I should also give a plug for my own research into cognitive-behavioural hypnotherapy for noise-related stress, and my historical article in this month’s IJCEH, which presents a backward translated version of James Braid’s last article On Hypnotism (1860), also published in the new NCH book The Discovery of Hypnosis: The Complete Writings of James Braid, the Father of Hypnotherapy. You can now order the book online at Amazon UK. In the same edition of IJCEH as Braid’s “lost manuscript” we find an intersting outcome study by a team of ten (!) researchers, let’s call them Jensen, Barber, Romano, et al., entitled ‘A comparison of self-hypnosis versus progressive muscle relaxation in patients with multiple sclerosis and chronic pain’ (IJCEH, 57(2): 198-221).
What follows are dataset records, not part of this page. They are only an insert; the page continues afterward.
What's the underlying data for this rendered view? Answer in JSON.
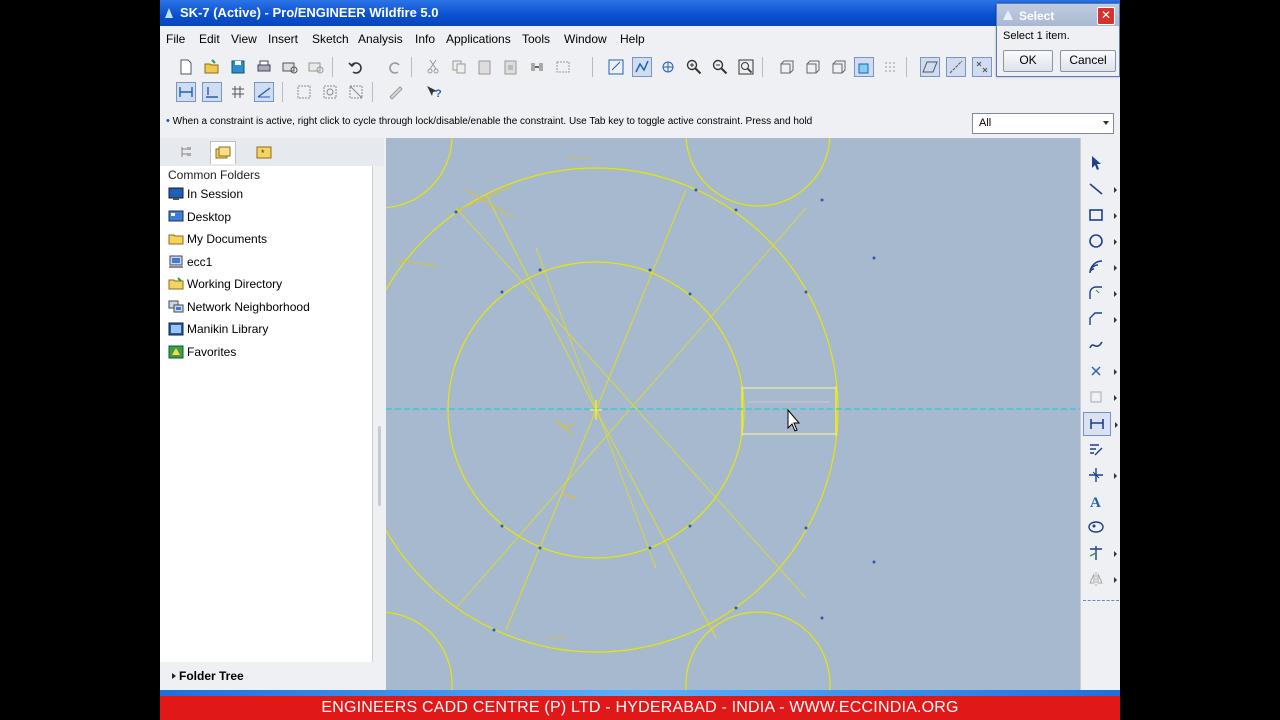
{
  "window": {
    "title": "SK-7 (Active) - Pro/ENGINEER Wildfire 5.0"
  },
  "menu": [
    "File",
    "Edit",
    "View",
    "Insert",
    "Sketch",
    "Analysis",
    "Info",
    "Applications",
    "Tools",
    "Window",
    "Help"
  ],
  "message": "When a constraint is active, right click to cycle through lock/disable/enable the constraint. Use Tab key to toggle active constraint. Press and hold",
  "filter": {
    "value": "All"
  },
  "navigator": {
    "heading": "Common Folders",
    "folders": [
      "In Session",
      "Desktop",
      "My Documents",
      "ecc1",
      "Working Directory",
      "Network Neighborhood",
      "Manikin Library",
      "Favorites"
    ],
    "folder_tree_label": "Folder Tree"
  },
  "select_dialog": {
    "title": "Select",
    "message": "Select 1 item.",
    "ok": "OK",
    "cancel": "Cancel"
  },
  "footer": "ENGINEERS CADD CENTRE (P) LTD - HYDERABAD - INDIA - WWW.ECCINDIA.ORG",
  "colors": {
    "canvas": "#a7b9ce",
    "sketch": "#e8e600",
    "centerline": "#17c8d8",
    "titlebar": "#0a4fd0",
    "footer": "#e01818"
  },
  "icons": {
    "toolbar": [
      "new-file-icon",
      "open-file-icon",
      "save-icon",
      "print-icon",
      "email-icon",
      "email-link-icon",
      "undo-icon",
      "redo-icon",
      "cut-icon",
      "copy-icon",
      "paste-icon",
      "paste-special-icon",
      "regenerate-icon",
      "select-box-icon",
      "sketch-orientation-icon",
      "sketch-display-icon",
      "repaint-icon",
      "zoom-in-icon",
      "zoom-out-icon",
      "refit-icon",
      "view-manager-icon",
      "saved-views-icon",
      "shading-icon",
      "hidden-line-icon",
      "no-hidden-icon",
      "datum-planes-icon",
      "datum-axes-icon",
      "datum-points-icon"
    ],
    "right_toolbar": [
      "select-arrow-icon",
      "line-icon",
      "rectangle-icon",
      "circle-icon",
      "arc-icon",
      "fillet-icon",
      "chamfer-icon",
      "spline-icon",
      "point-icon",
      "offset-icon",
      "dimension-icon",
      "modify-icon",
      "constraint-icon",
      "text-icon",
      "palette-icon",
      "trim-icon",
      "mirror-icon"
    ]
  }
}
Twenty-two participants were recruited for this study (which is just short of the 25 required for an empirically-supported treatment). Self-hypnosis was compared head-to-head against progressive muscle relaxation (PMR) for its ability to help management of pain in multiple sclerosis and, basically, those receiving self-hypnosis reported significantly greater pain reduction during sessions, and following treatment, than those using PMR., this was maintained at 3-month follow-up. (The use of an established relaxation technique as an active treatment control group serves here as a valid alternative to a placebo control group.)

Two predictor variables were measured: hypnotic susceptibility and the Treatment Expectancy Scale (TES). The TES is a common measure of expectancy which I think might have some useful applications in clinical practice. It basically asks the client to rate their response to four questions (0-10),

1. How logical does this type of treatment seem to you?
2. How confident are you that this treatment will be succesful in eliminating your symptoms?
3. How succesful do you feel that this treatment will be in reducing your symptoms?
4. How confident would you be in recommending this treatment to a friend who is suffering badly from the same symptoms?

Despite having similar outcome expectations, however, in both relaxation and self-hypnosis groups, the hypnotic subjects experienced more improvement. In other words, their improvement probably exceeded the effect of expectation alone. However, overall there was a moderate correlation between expectation and outcome across both groups (r=.40). In other words, expectation probably contributed substantially but does not account for all of the effects of self-hypnosis. Hypnotic susceptibility, by contrast, was not found to correlate with outcome. (Both findings which have been reported in other studies.)

Analysis of the levels of clinically significant reduction in pain showed that at 3-month follow-up, 47% of self-hypnosis subjects reported clinically meaningful pain reduction compared to only 29% of the relaxation group. (Although below 50%, this is a reasonably good outcome for a clinical trial of this kind.)

This study provides some support for the view that relatively simple self-hypnosis techniques can be effective in managing pain associated with multiple sclerosis, and is substantially superior to relaxation training, and probably therefore superior to placebo. It adds further to the body of evidence showing that treatment outcome expectations are an important factor in determining the outcome of therapy, but far from being the only factor. And it also adds to those studies which question the value of hypnotic susceptibility scales in predicting treatment outcome. Either these scales are flawed, perhaps because they measure the wrong type of responses, or being highly hypnotisable isn’t more helpful than being moderately hypnotisable when it comes to the kind of suggestions used in therapy.